By M.K.Sudarshan
Chennai, India : June 22, 2026
Part II: How British Colonial Orientalism Made Manu “Canonical”
The British Imperial Purpose
The elevation of Manu Smriti to “preeminent Hindu law” was not accidental—it was a calculated imperial strategy serving three purposes:
Purpose #1: Simplify Governance
• British administrators needed a “single code” for Hindu law
• Manu provided a textual authority they could cite in courts
• William Jones (1780s) called Manu the “holiest of legislators”
• James Mill (1817) propagated Manu as “canonical Hindu law”
Purpose #2: Create Division
• By elevating Manu’s Brahmanical provisions, British reinforced upper-caste authority
• Appointed Brahmanical scholars as “Hindu Law advisors” in courts
• This entrenched caste hierarchy under colonial law
• Enabled “divide and rule” by creating fixed caste categories
Purpose #3: Justify Colonial Intervention
• By portraying Manu as “misogynistic Hindu law,” British justified “reform”
• Missionaries used Manu to argue Hinduism was “backward”
• Colonial “abolition of sati” (1829) was framed as “rescuing women from Manu”
• This created moral justification for colonial occupation
The Evidence:
• 1780s–1860s: British legal codification appointed Brahmanical scholars as advisors
• 1871: First decennial census attempted to enumerate entire population by caste
• 1901: Risley’s Census mapped social hierarchy; made caste rigid and formalized
• 1936: Scheduled Castes Order officially identified “untouchables”
The Paradox as it panned out:
British made Manu “canonical” → Modern critics blame Manu for “Brahminical oppression” →
But Manu was never the original Vedic view →
Vedic women had full equality.
****************
The Orientalist Text Selection
British Orientalists selectively elevated Manu while ignoring:
What They Ignored:
• Vedic Shruti authority (supreme over Smriti)
• 30+ women rishikas in Rig Veda
• South India’s alternative
Dharmashastras (Yajnavalka, Vishnu)
• Sri Vaishnava theology (women = Lakshmi embodiments)
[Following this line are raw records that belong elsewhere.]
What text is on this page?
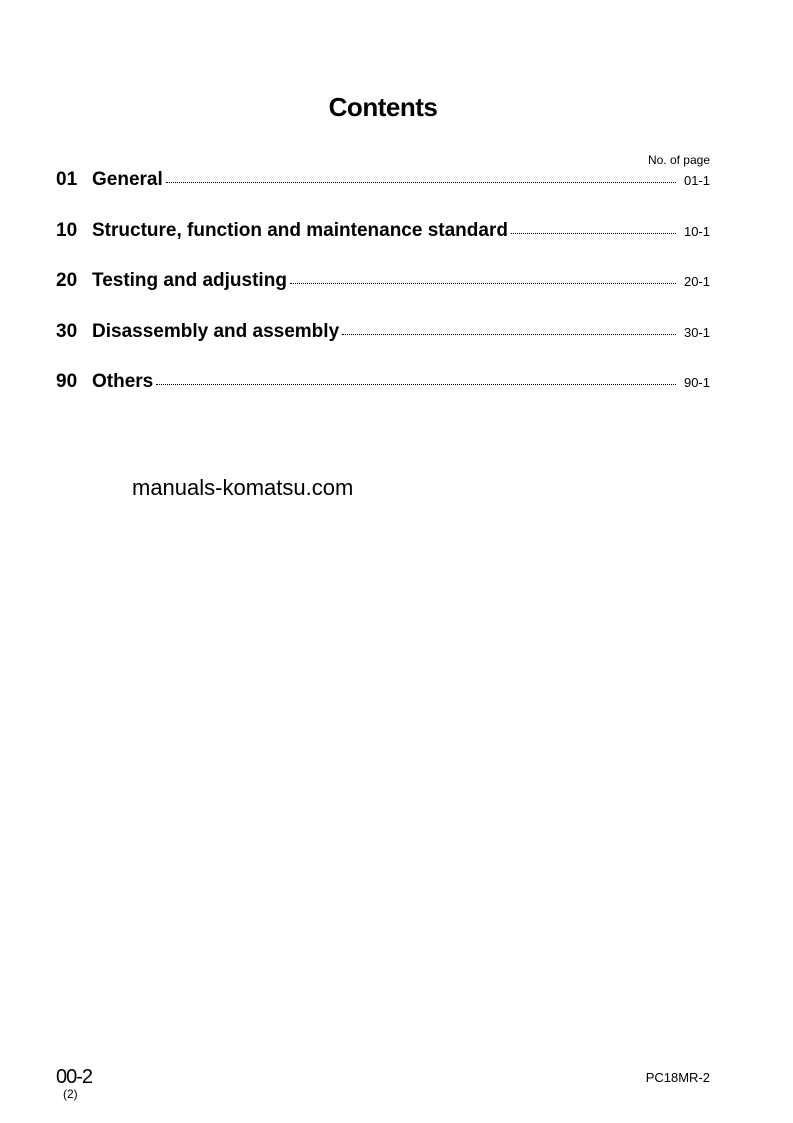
Contents
No. of page
01 General	01-1
10 Structure, function and maintenance standard	10-1
20 Testing and adjusting	20-1
30 Disassembly and assembly	30-1
90 Others	90-1
manuals-komatsu.com
00-2
(2)
PC18MR-2
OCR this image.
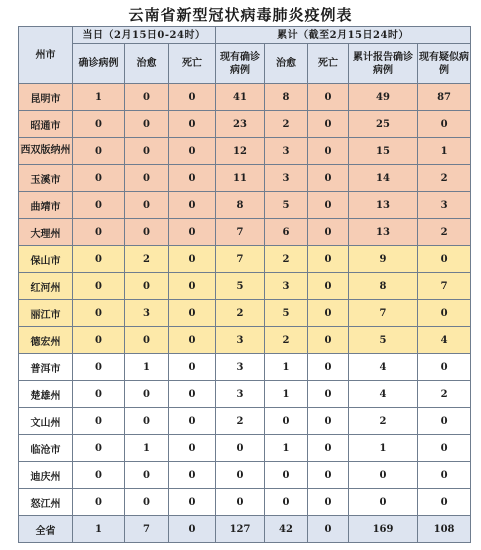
云南省新型冠状病毒肺炎疫例表
州市	当日（2月15日0-24时）			累计（截至2月15日24时）				
	确诊病例	治愈	死亡	现有确诊病例	治愈	死亡	累计报告确诊病例	现有疑似病例
昆明市	1	0	0	41	8	0	49	87
昭通市	0	0	0	23	2	0	25	0
西双版纳州	0	0	0	12	3	0	15	1
玉溪市	0	0	0	11	3	0	14	2
曲靖市	0	0	0	8	5	0	13	3
大理州	0	0	0	7	6	0	13	2
保山市	0	2	0	7	2	0	9	0
红河州	0	0	0	5	3	0	8	7
丽江市	0	3	0	2	5	0	7	0
德宏州	0	0	0	3	2	0	5	4
普洱市	0	1	0	3	1	0	4	0
楚雄州	0	0	0	3	1	0	4	2
文山州	0	0	0	2	0	0	2	0
临沧市	0	1	0	0	1	0	1	0
迪庆州	0	0	0	0	0	0	0	0
怒江州	0	0	0	0	0	0	0	0
全省	1	7	0	127	42	0	169	108
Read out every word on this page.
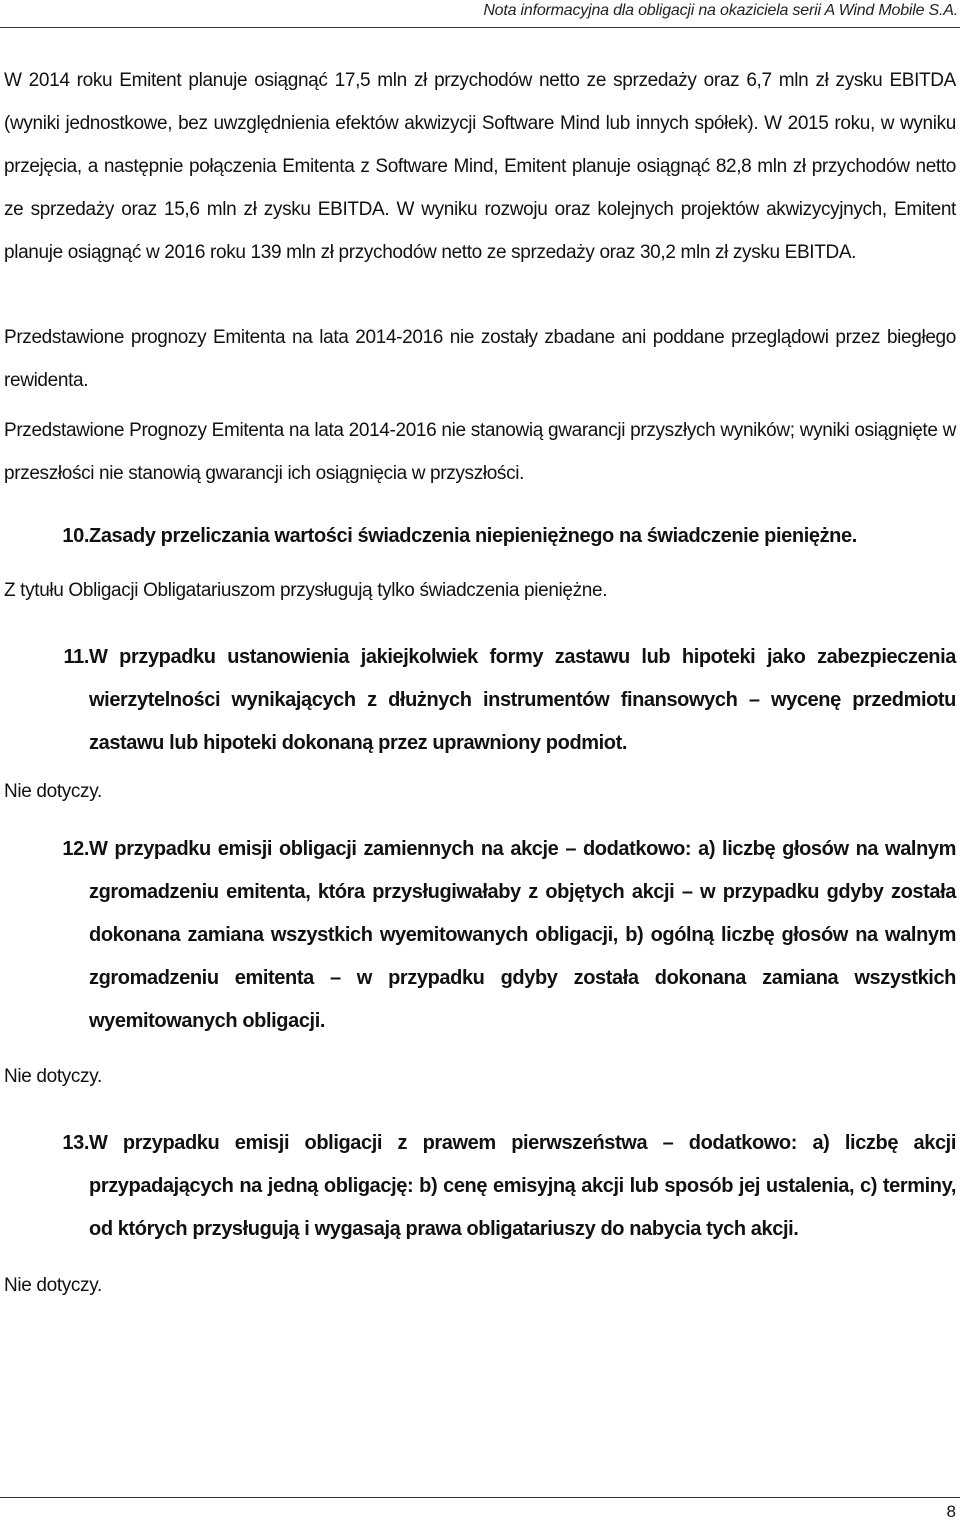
Nota informacyjna dla obligacji na okaziciela serii A Wind Mobile S.A.
W 2014 roku Emitent planuje osiągnąć 17,5 mln zł przychodów netto ze sprzedaży oraz 6,7 mln zł zysku EBITDA (wyniki jednostkowe, bez uwzględnienia efektów akwizycji Software Mind lub innych spółek). W 2015 roku, w wyniku przejęcia, a następnie połączenia Emitenta z Software Mind, Emitent planuje osiągnąć 82,8 mln zł przychodów netto ze sprzedaży oraz 15,6 mln zł zysku EBITDA. W wyniku rozwoju oraz kolejnych projektów akwizycyjnych, Emitent planuje osiągnąć w 2016 roku 139 mln zł przychodów netto ze sprzedaży oraz 30,2 mln zł zysku EBITDA.
Przedstawione prognozy Emitenta na lata 2014-2016 nie zostały zbadane ani poddane przeglądowi przez biegłego rewidenta.
Przedstawione Prognozy Emitenta na lata 2014-2016 nie stanowią gwarancji przyszłych wyników; wyniki osiągnięte w przeszłości nie stanowią gwarancji ich osiągnięcia w przyszłości.
10. Zasady przeliczania wartości świadczenia niepieniężnego na świadczenie pieniężne.
Z tytułu Obligacji Obligatariuszom przysługują tylko świadczenia pieniężne.
11. W przypadku ustanowienia jakiejkolwiek formy zastawu lub hipoteki jako zabezpieczenia wierzytelności wynikających z dłużnych instrumentów finansowych – wycenę przedmiotu zastawu lub hipoteki dokonaną przez uprawniony podmiot.
Nie dotyczy.
12. W przypadku emisji obligacji zamiennych na akcje – dodatkowo: a) liczbę głosów na walnym zgromadzeniu emitenta, która przysługiwałaby z objętych akcji – w przypadku gdyby została dokonana zamiana wszystkich wyemitowanych obligacji, b) ogólną liczbę głosów na walnym zgromadzeniu emitenta – w przypadku gdyby została dokonana zamiana wszystkich wyemitowanych obligacji.
Nie dotyczy.
13. W przypadku emisji obligacji z prawem pierwszeństwa – dodatkowo: a) liczbę akcji przypadających na jedną obligację: b) cenę emisyjną akcji lub sposób jej ustalenia, c) terminy, od których przysługują i wygasają prawa obligatariuszy do nabycia tych akcji.
Nie dotyczy.
8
• Satapatha Brahmana (bride = samrajni/queen/somidevamma)
What They Elevated/Exaggerated:
• Manu’s IX.3 and IX.17 (“women must be guarded; cannot be independent”)
• Manu’s caste endogamy provisions
• Manu’s ritual purity/pollution codes
The Result: By cherry-picking Manu’s restrictive verses and ignoring Vedic feminine glory, Orientalists created the “Manu = Hindu patriarchy” myth that liberal historians perpetuate today.